PDF(Pubmed)
Abstract:
Accurate fluorescence imaging of nanocarriers in vivo remains a challenge owing to interference derived mainly from biological tissues and free probes. To address both issues, the current study explored fluorophores in the near-infrared (NIR)-II window with aggregation-caused quenching (ACQ) properties to improve imaging accuracy. Candidate fluorophores with NIR-II emission, ACQ984 (λem = 984 nm) and IR-1060 (λem = 1060 nm), from the aza-BODIPY and cyanine families, respectively, were compared with the commercial fluorophore ICG with NIR-II tail emission and the NIR-I fluorophore P2 from the aza-BODIPY family. ACQ984 demonstrates high water sensitivity with complete fluorescence quenching at a water fraction greater than 50%. Physically embedding the fluorophores illuminates various nanocarriers, while free fluorophores cause negligible interference owing to the ACQ effect. Imaging based on ACQ984 revealed fine structures in the vascular system at high resolution. Moreover, good in vivo and ex vivo correlations in the monitoring of blood nanocarriers can be established, enabling real-time noninvasive in situ investigation of blood pharmacokinetics and dynamic distribution in various tissues. IR-1060 also has a good ACQ effect, but the lack of sufficient photostability and steady post-labeling fluorescence undermines its potential for nanocarrier bioimaging. P2 has an excellent ACQ effect, but its NIR-I emission only provides nondiscriminative ambiguous images. The failure of the non-ACQ probe ICG to display the biodistribution details serves as counterevidence for the improved imaging accuracy by NIR-II ACQ probes.
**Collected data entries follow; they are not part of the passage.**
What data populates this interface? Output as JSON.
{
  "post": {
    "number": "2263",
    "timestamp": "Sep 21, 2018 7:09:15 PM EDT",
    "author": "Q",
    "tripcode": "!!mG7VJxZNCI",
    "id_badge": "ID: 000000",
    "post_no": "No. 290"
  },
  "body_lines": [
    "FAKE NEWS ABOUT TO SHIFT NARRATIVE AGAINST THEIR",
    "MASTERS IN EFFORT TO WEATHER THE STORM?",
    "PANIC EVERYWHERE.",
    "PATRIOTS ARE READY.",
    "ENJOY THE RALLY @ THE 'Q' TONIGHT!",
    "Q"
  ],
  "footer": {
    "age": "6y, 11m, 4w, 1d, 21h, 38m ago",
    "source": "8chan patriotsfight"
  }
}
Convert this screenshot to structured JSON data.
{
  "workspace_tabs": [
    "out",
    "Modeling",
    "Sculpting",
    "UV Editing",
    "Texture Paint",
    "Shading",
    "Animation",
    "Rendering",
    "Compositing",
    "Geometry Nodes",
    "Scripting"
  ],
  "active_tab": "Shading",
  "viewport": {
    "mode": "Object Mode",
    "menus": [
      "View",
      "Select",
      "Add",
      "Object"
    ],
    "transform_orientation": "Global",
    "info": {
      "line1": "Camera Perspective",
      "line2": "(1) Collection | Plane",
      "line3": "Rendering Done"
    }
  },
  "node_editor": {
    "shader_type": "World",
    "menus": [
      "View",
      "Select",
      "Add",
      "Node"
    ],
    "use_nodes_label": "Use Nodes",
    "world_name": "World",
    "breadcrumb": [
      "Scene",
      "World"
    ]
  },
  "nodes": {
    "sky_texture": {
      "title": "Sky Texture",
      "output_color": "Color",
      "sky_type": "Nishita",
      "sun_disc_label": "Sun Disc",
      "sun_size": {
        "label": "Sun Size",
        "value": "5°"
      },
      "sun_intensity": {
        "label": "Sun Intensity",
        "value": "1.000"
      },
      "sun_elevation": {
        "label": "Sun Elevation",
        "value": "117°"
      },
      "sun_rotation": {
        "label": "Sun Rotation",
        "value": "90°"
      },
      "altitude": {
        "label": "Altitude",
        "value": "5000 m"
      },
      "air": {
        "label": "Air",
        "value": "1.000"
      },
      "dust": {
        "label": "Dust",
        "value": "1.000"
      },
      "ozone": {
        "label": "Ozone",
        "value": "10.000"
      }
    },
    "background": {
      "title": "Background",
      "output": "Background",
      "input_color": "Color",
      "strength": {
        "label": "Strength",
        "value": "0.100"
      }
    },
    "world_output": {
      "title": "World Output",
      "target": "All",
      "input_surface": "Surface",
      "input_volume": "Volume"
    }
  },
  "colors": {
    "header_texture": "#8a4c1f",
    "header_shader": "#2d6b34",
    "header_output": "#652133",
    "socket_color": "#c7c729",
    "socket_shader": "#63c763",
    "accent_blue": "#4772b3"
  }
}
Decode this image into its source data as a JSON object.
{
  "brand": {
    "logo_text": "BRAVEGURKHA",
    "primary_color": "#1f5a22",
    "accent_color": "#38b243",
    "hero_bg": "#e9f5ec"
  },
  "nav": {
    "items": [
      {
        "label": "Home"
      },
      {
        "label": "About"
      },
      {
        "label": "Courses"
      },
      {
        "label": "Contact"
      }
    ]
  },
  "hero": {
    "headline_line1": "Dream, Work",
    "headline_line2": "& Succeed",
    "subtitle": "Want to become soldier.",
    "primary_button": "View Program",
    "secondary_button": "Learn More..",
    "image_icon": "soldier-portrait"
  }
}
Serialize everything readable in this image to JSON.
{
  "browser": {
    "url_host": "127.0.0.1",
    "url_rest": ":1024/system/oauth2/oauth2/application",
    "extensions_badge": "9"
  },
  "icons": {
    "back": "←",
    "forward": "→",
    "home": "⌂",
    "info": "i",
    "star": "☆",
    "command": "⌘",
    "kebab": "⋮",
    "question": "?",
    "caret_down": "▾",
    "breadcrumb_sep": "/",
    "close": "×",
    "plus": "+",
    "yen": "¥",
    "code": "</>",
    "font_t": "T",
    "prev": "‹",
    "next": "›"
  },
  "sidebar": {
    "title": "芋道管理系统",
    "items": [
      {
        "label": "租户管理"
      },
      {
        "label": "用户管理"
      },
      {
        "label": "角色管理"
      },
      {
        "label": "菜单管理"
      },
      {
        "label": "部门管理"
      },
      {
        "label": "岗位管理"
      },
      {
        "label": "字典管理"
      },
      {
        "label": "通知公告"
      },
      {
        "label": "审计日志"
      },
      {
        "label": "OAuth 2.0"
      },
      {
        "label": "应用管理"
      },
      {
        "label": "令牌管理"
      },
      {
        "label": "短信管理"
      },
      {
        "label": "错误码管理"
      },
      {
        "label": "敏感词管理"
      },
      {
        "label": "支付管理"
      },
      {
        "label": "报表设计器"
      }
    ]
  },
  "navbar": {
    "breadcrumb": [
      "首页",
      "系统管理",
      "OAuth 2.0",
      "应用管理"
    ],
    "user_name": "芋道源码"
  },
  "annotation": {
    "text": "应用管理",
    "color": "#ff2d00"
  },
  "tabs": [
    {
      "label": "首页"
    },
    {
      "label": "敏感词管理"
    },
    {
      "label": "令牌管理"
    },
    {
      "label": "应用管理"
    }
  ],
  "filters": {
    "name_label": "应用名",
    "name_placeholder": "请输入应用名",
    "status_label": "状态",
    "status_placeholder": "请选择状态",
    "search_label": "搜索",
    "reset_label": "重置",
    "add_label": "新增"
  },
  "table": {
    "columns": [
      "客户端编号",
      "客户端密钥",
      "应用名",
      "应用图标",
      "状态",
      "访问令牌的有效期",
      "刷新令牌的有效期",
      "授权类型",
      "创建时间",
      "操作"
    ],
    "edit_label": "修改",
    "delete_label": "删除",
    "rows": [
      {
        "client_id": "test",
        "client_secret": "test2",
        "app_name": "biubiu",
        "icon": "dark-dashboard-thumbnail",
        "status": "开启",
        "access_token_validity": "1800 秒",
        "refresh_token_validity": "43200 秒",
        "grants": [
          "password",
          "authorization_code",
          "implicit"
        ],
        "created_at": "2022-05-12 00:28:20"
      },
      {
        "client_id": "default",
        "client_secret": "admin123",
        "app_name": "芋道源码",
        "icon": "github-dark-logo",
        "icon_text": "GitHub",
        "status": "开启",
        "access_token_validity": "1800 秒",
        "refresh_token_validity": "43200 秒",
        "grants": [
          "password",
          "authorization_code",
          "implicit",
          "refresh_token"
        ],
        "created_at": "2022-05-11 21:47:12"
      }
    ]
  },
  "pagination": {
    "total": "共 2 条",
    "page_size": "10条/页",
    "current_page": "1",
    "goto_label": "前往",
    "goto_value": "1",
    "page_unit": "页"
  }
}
Taken together, it is concluded that fluorescence imaging of nanocarriers based on NIR-II ACQ probes enables accurate in vivo bioimaging and real-time in situ pharmacokinetic analysis.
摘要:
由于主要来自生物组织和游离探针的干扰,体内纳米载体的精确荧光成像仍然是一个挑战。为了解决这两个问题,当前的研究探索了近红外(NIR)-II窗口中具有聚集引起的猝灭(ACQ)特性的荧光团,以提高成像精度。具有NIR-II发射的候选荧光团,ACQ984(λem=984nm)和IR-1060(λem=1060nm),来自aza-BODIPY和花青家族,分别,与具有NIR-II尾发射的商业荧光团ICG和来自aza-BODIPY家族的NIR-I荧光团P2进行了比较。ACQ984证明了在大于50%的水分数下具有完全荧光猝灭的高水敏感性。物理嵌入荧光团照亮各种纳米载体,而游离荧光团由于ACQ效应而引起的干扰可忽略不计。基于ACQ984的成像显示了高分辨率的血管系统中的精细结构。此外,在血液纳米载体的监测中可以建立良好的体内和离体相关性,能够对各种组织中的血液药代动力学和动态分布进行实时非侵入性原位研究。IR-1060还具有良好的ACQ效果,但是缺乏足够的光稳定性和稳定的标记后荧光破坏了其纳米载体生物成像的潜力。P2具有优异的ACQ效果,但它的NIR-I发射只提供了无区别的模糊图像。非ACQ探针ICG无法显示生物分布细节,这与NIR-IIACQ探针提高的成像精度相反。一起来看,结论是基于NIR-IIACQ探针的纳米载体的荧光成像能够实现准确的体内生物成像和实时原位药代动力学分析。